We always knew that this season of Selling Sunset might tell us more about why Justin Hartley and Chrishell Stause got divorced.
But nothing could have prepared us for the ugly details of how that divorce went down.
Selling Sunset is one of Netflix’s reality hits, and soap opera alumna Chrishell Stause is one of the stars.
She is also the ex-wife of This Is Us star Justin Hartley.
In a teaser clip, Chrishell stuns fellow cast member Mary Fitzgerald with the details of their divorce.
“I found out because he text[ed] me that we were filed,” Chrishell reveals through tears.
“Forty-five minutes later,” she adds, “the world knew.”
Mary is visibly stunned and shocked by this painful revelation.
“Because of the crazy way in which this went down, people want answers, and I f–king want answers,” Chrishell expresses.
“I know people are saying we were only married two years,” she admits.
“But it’s like, we were together for six years. …” Chrishell laments.
“In a fight, that’s his go-to, you know?” Chrishell explains. “Like, ‘I’m out, I’m out.’”
“I hate that kind of impulsive stuff,” she complains.
“But I always just thought, you know, that’s just an issue that we work through it,” Chrishell recalls.
Even after receiving that stunning text message, Chrishell says that she did not realize that he was serious at first.
“If that’s really what you wanted, there are better ways to go about [it],” she suggests.
For example, people often tell each other in person that they want a divorce.
Others take a different route, probably to the same ends; See Kim Kardashian’s trial separation.
As for the celebrities in question here: “I talked to him right after,” Chrishell reveals.
She shares that she spoke with him “‘cause I thought that must be a joke.”
“But,” Chrishell laments, clearly still dazed by all of this, “that was kind of the end of the communication.”
“What am I supposed to say?
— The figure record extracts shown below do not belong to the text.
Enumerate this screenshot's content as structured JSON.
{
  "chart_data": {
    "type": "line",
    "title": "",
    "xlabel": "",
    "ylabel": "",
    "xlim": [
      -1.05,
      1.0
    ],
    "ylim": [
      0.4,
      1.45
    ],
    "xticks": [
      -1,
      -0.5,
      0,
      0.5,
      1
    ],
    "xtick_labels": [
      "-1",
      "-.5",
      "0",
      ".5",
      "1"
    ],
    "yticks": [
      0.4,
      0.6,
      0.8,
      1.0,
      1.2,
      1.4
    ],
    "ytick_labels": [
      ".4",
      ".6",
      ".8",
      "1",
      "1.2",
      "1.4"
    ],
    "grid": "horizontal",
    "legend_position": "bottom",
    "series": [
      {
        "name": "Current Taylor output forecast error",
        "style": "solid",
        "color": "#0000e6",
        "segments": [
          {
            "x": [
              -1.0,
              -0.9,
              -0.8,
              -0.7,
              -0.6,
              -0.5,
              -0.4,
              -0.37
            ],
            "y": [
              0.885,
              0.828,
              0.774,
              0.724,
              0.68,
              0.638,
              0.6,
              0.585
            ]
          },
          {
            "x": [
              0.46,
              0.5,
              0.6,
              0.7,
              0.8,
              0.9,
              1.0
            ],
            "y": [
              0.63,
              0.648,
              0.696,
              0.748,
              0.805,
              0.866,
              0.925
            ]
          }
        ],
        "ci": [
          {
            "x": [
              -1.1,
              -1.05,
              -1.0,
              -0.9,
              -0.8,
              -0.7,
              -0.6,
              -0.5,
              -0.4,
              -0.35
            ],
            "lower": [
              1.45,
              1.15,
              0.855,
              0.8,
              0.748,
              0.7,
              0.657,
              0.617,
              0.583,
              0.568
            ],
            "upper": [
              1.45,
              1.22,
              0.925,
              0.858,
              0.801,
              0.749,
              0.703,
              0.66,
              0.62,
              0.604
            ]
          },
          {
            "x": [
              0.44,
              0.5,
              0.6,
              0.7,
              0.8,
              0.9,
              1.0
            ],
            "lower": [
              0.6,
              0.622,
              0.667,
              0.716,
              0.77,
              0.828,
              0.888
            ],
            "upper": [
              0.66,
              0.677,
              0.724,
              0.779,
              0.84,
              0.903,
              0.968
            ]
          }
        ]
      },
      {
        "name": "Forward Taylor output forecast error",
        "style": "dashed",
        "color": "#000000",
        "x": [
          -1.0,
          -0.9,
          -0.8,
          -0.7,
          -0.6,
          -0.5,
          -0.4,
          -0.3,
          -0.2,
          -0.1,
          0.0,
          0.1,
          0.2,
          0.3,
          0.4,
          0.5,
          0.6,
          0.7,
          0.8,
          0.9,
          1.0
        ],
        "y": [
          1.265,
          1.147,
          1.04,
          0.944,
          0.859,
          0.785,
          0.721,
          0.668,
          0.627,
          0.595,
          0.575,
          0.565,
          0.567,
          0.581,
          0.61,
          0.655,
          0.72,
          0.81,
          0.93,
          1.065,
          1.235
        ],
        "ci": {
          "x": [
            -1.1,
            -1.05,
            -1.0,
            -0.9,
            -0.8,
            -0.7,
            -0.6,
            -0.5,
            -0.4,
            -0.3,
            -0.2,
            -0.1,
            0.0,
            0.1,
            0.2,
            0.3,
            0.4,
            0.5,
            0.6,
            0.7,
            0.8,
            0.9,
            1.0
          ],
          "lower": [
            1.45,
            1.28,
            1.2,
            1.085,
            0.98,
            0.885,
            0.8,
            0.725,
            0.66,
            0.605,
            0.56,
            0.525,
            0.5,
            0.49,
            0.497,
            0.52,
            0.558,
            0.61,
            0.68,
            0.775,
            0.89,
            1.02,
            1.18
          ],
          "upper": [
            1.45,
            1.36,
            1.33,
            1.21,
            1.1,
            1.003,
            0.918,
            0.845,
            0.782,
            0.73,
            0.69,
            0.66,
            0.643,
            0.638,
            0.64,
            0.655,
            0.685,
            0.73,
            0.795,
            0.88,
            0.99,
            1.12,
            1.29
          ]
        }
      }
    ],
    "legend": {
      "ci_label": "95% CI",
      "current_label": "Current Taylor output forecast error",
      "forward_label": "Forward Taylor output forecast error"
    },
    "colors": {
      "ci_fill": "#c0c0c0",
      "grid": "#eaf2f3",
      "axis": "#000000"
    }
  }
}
What do you say after that?” she asks Mary, possibly rhetorically.
“It’s like, now I have to find a place to live,” she complains.
“Now I have to scramble and figure this out, you know?” Chrishell shares.
“When I found out, I was minutes before leaving the house for work,” Chrishell divulges.
“So,” she recalls, “I immediately just grabbed a few things and I just got out of there as fast as I could.”
“I don’t think I really knew where I was going or what I was gonna do,” Chrishell admits, “but I just had to leave.”
When Mary asks if she and Justin are communicating solely through attorneys for the divorce, Chrishell sort of dodges the answer.
“It’s so weird,” she remarks. “Like, whose life am I living?”
“I’ve never had an attorney in my life.”
That would definitely be an unusual feeling — but anyone getting married should be prepared for the way that things could potentially end.
It is only natural that some of us are wondering what in the world preceded Justin’s decision to apparently go to a courthouse and file for divorce.
And it is not unreasonable for some of us to think well, if you’re done being married, there’s no rational sense in delaying filing for divorce.
Be that as it may, Chrishell is certainly entitled to feel sad and stunned and hurt by the divorce and the manner in which she was informed.